Text by Architect Danny Wicaksono, Photography by Sefval Mogalana.
Bagi banyak penduduk Jakarta, kesempatan untuk mendapatkan tempat tinggal dengan lahan yg lebih lapang, tidak bisa didapatkan di tengah kota. Kesempatan untuk memiliki hunian yang seperti ini, hanya bisa didapatkan di daerah-daerah pinggiran Jakarta. Daerah seperti Depok, Bekasi, Tangerang atau Bogor menjadi pilihan yang kemudian diambil banyak penduduk Jakarta, atau mereka yang bekerja di Jakarta. Banyak yang kemudian merelakan beberapa jam waktu mereka dalam sehari dihabiskan untuk melakukan perjalanan ke Jakarta, demi mendapatkan rumah tinggal dengan ruang terbuka yang lebih lapang.
Bagi mereka yang kebetulan memiliki usahanya sendiri, pindah ke daerah pinggiran Jakarta untuk membuat sebuah rumah yang menjadi satu dengan kantor, adalah sebuah cara untuk mensiasati perjalanan di kota Jakarta yang sangat memakan waktu. Pindah ke pinggiran kota memberikan kita kesempatan untuk mengatur waktu perjalanan dengan lebih leluasa dan memberikan pilihan kepada staff-staff untuk dapat menyewa tempat tinggal dengan harga terjangkau, yang letaknya tidak terlalu jauh dari kantor.
Ini adalah pilihan yang diambil oleh pasangan pemilik rumah ini ketika memutuskan untuk meninggalkan apartmen mereka di tengah kota, dan pindah ke daerah Bintaro di Tangerang Selatan. Mereka mengganti hidup di dalam sebuah unit apartmen tinggi diatas tanah, dengan hidup di tanah rendah yang dekat dengan tanah, pohon, hujan dan bayangan.
Tanah yang telah dibelinya sejak beberapa tahun lalu itu, sempat tidak diapa-apakan selama beberapa waktu. Pohon-pohon palem yang sudah ada sejak pertama kali tanah itu dibelinya, makin lama makin meninggi dan membesar. “Pemilik rumah yang minta agar pohon-pohon itu tidak dipotong, saya setuju. Akhirnya kami mendesain ruang-ruang rumahnya, disesuaikan dengan posisi pohon-pohon palem yang ada;” jelas Andra Matin, sang arsitek yang dipercaya untuk merancang rumah ini. Karena jarak antar pohon yang tidak terlalu lebar, tiap lantai dari tiap massa bangunan yang ada di rumah ini sebagian besar berfungsi tunggal.

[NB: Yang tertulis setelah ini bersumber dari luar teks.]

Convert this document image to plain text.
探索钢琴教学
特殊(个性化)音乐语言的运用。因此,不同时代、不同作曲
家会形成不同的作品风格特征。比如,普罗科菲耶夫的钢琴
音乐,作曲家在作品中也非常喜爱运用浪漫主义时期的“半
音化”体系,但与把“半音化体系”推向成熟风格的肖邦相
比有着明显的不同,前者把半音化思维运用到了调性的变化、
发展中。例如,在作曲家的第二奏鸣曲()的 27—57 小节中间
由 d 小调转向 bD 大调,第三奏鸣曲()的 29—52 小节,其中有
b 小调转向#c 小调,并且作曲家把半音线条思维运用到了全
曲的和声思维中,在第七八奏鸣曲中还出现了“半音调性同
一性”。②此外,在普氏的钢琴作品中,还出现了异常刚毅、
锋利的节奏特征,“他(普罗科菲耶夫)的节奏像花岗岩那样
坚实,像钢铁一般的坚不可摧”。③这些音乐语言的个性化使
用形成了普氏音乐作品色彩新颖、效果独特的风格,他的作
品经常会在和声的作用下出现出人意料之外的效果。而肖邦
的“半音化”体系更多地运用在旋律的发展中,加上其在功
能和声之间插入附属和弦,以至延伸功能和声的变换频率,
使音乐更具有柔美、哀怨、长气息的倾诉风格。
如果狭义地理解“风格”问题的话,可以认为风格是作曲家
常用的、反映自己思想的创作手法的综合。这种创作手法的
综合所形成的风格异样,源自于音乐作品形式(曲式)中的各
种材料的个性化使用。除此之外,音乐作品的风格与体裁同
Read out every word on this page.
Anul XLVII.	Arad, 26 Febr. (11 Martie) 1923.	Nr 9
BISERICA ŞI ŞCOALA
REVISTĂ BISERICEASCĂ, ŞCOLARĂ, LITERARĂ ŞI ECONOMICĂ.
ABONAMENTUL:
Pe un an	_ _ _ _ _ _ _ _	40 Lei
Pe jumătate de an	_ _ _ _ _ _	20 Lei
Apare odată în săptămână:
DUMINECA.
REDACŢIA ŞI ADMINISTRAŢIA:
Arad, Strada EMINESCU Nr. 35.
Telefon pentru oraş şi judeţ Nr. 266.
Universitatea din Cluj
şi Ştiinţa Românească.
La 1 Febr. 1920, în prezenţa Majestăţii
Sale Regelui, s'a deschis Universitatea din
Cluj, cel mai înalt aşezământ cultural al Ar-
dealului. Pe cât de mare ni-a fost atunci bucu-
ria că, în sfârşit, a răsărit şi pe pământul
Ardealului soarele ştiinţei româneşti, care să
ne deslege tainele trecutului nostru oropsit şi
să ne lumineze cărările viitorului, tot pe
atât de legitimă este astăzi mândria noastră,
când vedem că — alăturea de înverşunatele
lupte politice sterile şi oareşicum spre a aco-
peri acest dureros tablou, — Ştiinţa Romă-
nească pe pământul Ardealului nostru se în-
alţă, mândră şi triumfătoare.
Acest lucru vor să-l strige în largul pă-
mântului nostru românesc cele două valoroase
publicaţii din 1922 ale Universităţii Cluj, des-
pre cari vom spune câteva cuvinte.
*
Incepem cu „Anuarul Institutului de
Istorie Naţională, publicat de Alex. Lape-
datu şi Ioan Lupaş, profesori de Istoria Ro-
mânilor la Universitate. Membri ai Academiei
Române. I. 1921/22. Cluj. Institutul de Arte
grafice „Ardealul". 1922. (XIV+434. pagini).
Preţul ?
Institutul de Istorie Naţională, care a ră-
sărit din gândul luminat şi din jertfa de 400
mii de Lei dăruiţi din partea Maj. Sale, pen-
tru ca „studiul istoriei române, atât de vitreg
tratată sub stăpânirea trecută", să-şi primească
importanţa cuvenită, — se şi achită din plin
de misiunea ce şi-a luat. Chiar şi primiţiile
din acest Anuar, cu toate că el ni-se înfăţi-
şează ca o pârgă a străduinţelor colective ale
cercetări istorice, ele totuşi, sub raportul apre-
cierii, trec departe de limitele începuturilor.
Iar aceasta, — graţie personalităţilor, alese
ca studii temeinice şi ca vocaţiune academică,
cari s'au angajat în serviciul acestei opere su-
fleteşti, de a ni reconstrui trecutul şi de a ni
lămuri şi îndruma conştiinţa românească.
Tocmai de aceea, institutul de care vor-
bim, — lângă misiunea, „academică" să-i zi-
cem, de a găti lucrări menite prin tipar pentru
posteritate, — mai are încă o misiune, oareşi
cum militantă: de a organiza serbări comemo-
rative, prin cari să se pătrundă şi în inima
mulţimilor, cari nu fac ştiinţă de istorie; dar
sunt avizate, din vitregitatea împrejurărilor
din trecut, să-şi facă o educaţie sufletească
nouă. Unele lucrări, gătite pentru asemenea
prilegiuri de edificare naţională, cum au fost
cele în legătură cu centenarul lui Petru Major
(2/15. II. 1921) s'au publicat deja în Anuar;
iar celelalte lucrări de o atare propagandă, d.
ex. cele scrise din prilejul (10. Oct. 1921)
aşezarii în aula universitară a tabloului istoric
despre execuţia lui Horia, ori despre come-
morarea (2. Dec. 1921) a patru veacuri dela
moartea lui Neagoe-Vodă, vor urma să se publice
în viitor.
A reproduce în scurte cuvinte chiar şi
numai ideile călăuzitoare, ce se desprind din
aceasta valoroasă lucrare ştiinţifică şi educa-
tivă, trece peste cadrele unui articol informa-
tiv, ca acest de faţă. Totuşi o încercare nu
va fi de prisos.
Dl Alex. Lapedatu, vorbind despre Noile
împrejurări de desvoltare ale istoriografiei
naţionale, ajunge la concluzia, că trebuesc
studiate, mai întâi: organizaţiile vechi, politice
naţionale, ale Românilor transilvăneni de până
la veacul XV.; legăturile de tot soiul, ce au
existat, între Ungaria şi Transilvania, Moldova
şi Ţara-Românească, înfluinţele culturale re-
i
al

Satu lantai untuk satu fungsi ruang. Massa yang relatif tipis ini, lalu membuat tiap-tiap ruang punya hubungan yang dekat dengan alam.
“Saya percaya, bahwa sebagai manusia, kita sudah diciptakan untuk dapat beradaptasi di lingkungan tempat kita hidup. Seseorang yang pernah tinggal di apartemen tinggi di tengah kota dapat juga hidup dengan nyaman di daerah perumahan di pinggiran Jakarta, asalkan kita bisa menciptakan pengalaman ruang yang serupa di tempat yang sepenuhnya berbeda.”
Andra Matin
Karena hubungan yang dekat ini, alam menjadi tidak terelakkan. Berpindah dari satu ruang ke ruang yang lain, berarti harus melewati terik tengah hari, lembab udara, juga tampias air hujan. Hari menjadi lebih akrab karena pagi masuk langsung kedalam kamar tidur, tanpa melewati ruang makan atau ruang keluarga. Bayang pun jelas terlihat berjalan pelan menuju tiap-tiap sudut bertempat duduk yang tersebar di banyak tepi rumah ini.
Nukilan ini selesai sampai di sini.